Aluminium for three-month delivery closed at $2,812 a tonne, off an early 3-week high of $2,835 and a touch below $2,815 on Friday, when prices rose over 2.5 percent.
"The first part of the week could be volatile," analyst William Adams at BaseMetals.com said.
"On the one hand you have the option expiry (on Wednesday) and on the other, you have concern of supply tightness in some of the metals like nickel, tin and zinc."
Option expiry refers to the date when holders can exercise their right to buy or sell the underlying metals future at a specified price. The December option expiry has grabbed market attention as one market participant is estimated to be holding between 50 to 80 percent of the available stock in aluminium.
"The dominant position which built up in the cash market last week has forced backwardations in both the cash market and the front month," Sempra Metals said in a note. Backwardation normally indicates tight supplies and occurs when cash prices are higher than those of future contracts.
The backwardation, or premium for cash aluminium, was at $10 versus last week's contango - a discount for cash metal - at around $20.5.
Analyst Stephen Briggs said fund money had been flowing to aluminium, generally seen as a laggard of the complex. The metal has risen by 20 percent year-to-date, whereas nickel has surged by over 150 percent.

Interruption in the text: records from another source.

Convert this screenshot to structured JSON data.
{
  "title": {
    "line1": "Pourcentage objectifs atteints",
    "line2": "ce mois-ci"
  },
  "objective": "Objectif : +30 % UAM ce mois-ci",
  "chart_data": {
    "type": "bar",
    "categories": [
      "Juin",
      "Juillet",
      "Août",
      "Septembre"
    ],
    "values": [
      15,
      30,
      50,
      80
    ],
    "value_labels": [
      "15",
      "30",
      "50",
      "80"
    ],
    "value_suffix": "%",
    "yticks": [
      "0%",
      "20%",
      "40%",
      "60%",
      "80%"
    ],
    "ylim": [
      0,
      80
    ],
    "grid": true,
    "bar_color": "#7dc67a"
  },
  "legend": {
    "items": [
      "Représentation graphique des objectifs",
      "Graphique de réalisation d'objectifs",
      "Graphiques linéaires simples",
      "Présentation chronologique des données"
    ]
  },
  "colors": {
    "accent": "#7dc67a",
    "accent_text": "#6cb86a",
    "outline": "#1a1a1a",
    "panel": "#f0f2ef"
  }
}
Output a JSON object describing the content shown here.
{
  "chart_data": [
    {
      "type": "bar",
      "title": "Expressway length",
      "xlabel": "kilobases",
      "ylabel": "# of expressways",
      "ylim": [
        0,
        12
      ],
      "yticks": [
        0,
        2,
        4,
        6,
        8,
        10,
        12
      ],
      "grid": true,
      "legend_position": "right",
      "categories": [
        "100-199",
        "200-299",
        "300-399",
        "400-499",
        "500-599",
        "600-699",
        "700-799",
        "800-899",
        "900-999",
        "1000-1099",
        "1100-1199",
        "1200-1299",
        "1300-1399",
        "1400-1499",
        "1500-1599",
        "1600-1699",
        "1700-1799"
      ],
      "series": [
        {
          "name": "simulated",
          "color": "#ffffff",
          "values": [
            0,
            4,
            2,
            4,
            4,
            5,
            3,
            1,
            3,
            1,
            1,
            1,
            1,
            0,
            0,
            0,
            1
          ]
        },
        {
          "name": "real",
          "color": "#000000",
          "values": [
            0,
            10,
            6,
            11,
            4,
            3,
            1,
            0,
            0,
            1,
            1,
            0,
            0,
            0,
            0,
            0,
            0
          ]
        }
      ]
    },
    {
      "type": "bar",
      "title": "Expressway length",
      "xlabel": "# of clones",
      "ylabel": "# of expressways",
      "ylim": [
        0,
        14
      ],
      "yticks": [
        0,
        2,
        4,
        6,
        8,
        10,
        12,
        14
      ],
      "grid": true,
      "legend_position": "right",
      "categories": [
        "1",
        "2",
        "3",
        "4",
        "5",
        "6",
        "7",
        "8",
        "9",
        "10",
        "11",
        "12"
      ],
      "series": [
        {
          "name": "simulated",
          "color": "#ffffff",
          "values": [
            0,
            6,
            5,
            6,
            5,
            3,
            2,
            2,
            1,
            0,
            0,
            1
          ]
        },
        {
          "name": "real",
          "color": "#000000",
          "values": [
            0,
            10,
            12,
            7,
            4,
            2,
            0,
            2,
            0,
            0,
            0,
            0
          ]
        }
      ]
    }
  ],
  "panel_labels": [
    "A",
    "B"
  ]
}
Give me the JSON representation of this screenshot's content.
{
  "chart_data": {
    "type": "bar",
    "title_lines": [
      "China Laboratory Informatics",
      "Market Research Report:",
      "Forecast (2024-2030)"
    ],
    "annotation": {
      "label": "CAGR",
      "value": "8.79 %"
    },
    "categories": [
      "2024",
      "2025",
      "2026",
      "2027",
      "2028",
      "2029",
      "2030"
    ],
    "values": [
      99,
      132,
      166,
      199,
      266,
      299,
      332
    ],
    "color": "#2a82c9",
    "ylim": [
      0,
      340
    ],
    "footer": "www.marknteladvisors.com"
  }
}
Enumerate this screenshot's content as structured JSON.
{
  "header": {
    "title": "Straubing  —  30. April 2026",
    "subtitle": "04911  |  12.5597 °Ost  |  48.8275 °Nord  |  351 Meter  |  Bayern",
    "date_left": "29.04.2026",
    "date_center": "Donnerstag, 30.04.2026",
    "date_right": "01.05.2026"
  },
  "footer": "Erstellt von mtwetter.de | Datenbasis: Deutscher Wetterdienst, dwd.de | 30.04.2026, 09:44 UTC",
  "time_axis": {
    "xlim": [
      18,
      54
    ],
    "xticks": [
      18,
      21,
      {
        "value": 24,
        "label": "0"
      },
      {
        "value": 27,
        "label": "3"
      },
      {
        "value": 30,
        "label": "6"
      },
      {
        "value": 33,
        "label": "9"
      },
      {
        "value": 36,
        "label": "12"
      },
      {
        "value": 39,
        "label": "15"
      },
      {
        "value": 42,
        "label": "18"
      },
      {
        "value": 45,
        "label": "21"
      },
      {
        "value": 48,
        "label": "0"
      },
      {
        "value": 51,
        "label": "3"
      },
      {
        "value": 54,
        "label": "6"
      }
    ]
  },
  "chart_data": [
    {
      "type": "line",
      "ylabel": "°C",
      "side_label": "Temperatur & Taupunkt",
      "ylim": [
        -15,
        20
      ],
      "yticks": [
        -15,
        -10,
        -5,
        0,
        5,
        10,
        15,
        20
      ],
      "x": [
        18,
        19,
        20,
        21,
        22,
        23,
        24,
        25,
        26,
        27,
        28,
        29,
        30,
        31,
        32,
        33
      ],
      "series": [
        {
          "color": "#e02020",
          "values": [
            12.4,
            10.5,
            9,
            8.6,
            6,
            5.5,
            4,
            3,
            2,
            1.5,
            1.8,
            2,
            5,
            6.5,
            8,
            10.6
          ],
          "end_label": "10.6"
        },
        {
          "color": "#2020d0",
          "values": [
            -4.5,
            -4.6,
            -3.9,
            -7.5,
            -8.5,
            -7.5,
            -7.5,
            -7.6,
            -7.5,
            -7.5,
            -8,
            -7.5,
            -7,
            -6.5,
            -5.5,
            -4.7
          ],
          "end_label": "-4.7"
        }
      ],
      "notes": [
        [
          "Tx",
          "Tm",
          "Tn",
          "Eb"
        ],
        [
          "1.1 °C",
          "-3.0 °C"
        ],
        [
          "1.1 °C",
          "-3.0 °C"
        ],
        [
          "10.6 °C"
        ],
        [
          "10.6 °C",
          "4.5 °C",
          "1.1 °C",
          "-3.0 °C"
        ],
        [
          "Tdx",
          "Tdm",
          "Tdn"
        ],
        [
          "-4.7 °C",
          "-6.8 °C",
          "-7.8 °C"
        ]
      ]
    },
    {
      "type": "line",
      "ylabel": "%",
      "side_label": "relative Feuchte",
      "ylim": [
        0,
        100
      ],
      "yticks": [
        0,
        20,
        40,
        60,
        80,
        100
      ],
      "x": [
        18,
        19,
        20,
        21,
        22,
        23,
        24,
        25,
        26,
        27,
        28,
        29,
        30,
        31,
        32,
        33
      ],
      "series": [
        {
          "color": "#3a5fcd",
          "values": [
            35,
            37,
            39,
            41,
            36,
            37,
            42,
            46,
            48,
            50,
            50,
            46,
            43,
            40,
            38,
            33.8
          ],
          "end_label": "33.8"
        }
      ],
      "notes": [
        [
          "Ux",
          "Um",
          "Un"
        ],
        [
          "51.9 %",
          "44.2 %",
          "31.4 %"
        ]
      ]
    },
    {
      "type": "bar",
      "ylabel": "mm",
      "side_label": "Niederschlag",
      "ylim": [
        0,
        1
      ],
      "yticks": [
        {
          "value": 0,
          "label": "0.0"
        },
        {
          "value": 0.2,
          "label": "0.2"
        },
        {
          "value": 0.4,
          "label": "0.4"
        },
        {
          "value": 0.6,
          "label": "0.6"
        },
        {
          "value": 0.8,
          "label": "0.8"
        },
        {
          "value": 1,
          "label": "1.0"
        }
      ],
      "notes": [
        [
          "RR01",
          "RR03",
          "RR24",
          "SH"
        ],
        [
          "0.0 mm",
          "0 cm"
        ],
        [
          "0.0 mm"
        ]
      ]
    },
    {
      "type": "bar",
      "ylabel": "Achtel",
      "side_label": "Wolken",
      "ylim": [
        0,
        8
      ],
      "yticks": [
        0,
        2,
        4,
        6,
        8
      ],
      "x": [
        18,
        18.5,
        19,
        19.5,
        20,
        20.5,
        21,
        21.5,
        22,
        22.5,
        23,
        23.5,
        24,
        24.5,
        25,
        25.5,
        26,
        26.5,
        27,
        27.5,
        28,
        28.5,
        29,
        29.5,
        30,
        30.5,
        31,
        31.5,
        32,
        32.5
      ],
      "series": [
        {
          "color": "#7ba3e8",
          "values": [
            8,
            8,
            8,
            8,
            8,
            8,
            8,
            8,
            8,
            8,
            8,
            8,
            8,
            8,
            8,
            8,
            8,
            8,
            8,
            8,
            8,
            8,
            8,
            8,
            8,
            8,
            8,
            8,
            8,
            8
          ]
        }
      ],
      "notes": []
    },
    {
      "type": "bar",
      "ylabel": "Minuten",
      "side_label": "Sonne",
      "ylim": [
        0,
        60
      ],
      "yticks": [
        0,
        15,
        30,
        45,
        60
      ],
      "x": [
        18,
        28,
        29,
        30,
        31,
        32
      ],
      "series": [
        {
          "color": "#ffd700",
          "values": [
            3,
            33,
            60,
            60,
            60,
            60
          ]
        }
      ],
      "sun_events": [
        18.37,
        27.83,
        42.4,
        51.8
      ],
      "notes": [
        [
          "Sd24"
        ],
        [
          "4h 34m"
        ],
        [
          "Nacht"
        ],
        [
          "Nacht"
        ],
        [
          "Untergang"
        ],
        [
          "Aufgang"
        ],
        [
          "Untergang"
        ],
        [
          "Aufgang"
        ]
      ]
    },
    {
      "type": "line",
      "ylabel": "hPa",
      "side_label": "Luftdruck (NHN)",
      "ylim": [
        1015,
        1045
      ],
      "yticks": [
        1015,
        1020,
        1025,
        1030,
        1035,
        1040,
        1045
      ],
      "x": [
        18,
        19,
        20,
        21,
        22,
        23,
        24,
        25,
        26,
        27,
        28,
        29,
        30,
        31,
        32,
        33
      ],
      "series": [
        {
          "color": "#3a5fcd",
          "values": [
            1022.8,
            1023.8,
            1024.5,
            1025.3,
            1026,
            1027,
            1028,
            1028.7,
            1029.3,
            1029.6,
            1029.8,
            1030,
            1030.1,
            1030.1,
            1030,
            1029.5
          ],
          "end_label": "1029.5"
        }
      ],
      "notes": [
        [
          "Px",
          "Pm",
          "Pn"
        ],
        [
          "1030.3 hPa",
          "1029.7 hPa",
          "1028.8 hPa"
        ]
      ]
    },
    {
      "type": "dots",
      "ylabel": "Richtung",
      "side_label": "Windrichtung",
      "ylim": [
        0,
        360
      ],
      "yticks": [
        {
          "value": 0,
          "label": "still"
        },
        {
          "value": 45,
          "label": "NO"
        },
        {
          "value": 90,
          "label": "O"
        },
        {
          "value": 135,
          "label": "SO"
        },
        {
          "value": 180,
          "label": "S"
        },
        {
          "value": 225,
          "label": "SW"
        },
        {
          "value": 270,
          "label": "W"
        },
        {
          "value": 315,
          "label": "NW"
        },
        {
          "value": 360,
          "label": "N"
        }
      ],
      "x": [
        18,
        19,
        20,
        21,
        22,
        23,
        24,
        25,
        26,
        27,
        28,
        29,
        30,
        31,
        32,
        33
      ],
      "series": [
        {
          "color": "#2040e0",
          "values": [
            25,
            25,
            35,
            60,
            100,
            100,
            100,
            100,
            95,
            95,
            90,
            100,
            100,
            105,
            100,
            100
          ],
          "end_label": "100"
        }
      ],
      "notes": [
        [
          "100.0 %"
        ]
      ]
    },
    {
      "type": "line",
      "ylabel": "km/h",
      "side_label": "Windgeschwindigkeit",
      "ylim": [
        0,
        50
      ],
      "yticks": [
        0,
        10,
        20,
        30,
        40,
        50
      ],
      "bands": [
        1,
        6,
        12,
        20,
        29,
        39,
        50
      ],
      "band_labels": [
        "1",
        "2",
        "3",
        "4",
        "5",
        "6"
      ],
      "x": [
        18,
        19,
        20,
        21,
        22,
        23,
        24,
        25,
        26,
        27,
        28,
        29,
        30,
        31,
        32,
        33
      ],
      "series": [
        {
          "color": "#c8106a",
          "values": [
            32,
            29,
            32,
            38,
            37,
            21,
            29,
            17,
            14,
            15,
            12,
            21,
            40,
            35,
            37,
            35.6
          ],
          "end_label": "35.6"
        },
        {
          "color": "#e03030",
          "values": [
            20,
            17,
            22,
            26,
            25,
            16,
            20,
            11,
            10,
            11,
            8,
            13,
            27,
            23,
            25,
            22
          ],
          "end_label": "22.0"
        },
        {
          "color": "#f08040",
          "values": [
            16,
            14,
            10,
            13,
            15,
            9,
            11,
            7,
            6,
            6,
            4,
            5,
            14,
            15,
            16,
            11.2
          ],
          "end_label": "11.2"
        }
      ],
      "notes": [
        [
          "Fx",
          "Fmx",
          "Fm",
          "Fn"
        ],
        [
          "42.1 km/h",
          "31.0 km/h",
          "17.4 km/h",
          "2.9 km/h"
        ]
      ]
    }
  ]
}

"There's quite a play going on to try and force it up even though the fundamentals do not justify that," Briggs said. Supply tightness could spell further gains for other metals. Nickel ended at $33,700 after spending most of the session just below last week's new record high of $34,300 a tonne. It closed at $33,900 on Friday.
Worries about shortage were reinforced after BHP Billiton said last week production at its Ravensthorpe nickel mine in Australia would be delayed to the first quarter of 2008.
Traders think nickel will probably make a new record high before the year ends, while zinc, also boosted by LME stocks - 84,825 tonnes - at their lowest in 15 years could also test its all-time high of $4,580 a tonne.
Zinc added $45 to end at $4,445 a tonne from Friday's $4,400 close.
Lead gained from an upturn in seasonal demand from battery manufacturers. It closed at $1,739, within touching distance of its contract high of $1,755 set on November 8, up $49 from Friday.
"The sales of car batteries during the winter could push lead higher," a trader said. Copper ended higher at $7,000 a tonne from Friday's $6,975 close. Sentiment was dampened by a US manufacturing survey that showed the first contraction in 3-1/2 years, reinforcing market fears of a hard landing in the United States.
However, some analysts think that could be offset by China.
"(Chinese) growth remains resilient in spite of tightening measures by the government," UBS said in a research note.
Elsewhere, trade in London's new "mini" metals contracts started slowly on Monday as the market watched volumes to gauge their popularity amid some concerns about the robustness of the trading software.